The city usually only incites or inspires music and rhythm but I have to admit that the distant hum of the BQE [Brooklyn-Queens Expressway] can lull me to sleep. Some of the most exceptional quiet places for me are songs that I don’t want to touch, songs that I can just lose myself in without a percussive or musical thought or interruption. To me those songs are magical.
MBJ:
Can you recall a moment, either in a rehearsal, in a jam session, or on stage in front of an audience, where you were part of an ensemble that achieved complete sonic synchronicity? Five dancers or more achieving oneness in sound? Can you describe the feeling of knowing oneness when you hear it? Is sonic synchronicity the same as perfection in sound?
MD:
I most definitely have felt the power of oneness with an ensemble. I cut my teeth performing with the North Carolina Youth Tap Ensemble where sonic synchronicity in each work within our rep was one of the highest achievements we could strive for. This has happened only a few times in a few different settings in my adult life but that feeling of oneness did not always manifest while executing solely unison choreography and unison sound.
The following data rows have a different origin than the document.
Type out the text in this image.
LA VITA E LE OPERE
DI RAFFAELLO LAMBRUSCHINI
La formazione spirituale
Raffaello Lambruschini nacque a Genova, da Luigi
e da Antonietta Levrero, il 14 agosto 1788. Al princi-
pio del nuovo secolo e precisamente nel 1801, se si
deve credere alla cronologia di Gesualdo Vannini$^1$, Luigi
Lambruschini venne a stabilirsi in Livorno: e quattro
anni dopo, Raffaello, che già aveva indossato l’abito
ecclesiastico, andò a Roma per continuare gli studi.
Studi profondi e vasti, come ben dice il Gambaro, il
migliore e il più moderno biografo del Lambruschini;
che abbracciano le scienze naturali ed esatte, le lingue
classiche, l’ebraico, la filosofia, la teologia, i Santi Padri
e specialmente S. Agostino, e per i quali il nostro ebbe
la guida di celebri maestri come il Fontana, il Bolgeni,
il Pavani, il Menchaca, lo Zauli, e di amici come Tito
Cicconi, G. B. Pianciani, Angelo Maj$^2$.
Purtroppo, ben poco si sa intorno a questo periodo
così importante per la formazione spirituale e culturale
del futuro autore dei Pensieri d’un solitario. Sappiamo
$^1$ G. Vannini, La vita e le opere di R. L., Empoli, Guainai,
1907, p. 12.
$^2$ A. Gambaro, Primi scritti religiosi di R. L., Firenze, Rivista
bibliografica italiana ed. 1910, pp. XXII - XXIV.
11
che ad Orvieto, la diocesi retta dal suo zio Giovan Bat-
One of my favorite examples of this is the kind of magical synchronicity that happened in STOMP. Of course, I sought that level of execution and that connection every night, but only rarely were those moments of complete perfection possible. This is because they are so much more than sonic, percussive or musical. Those moments are spiritual and energetic. Oneness could only be achieved when everyone in the cast was vulnerable to each other.
In THAT moment, when each individual willingly gave him/herself over to the group, when breath and muscle became one with time, pulse and groove, in THAT moment we could lock in. In THAT moment, we came out of an 8-part polyrhythm into total unison, complete oneness. It’s so powerful that it changes your physical experience, it can give you goose bumps, it can take your breath away. I could never call this kind of sonic synchronicity “perfection in sound” because it is so much more than sound.
That oneness isn’t heard, it is felt.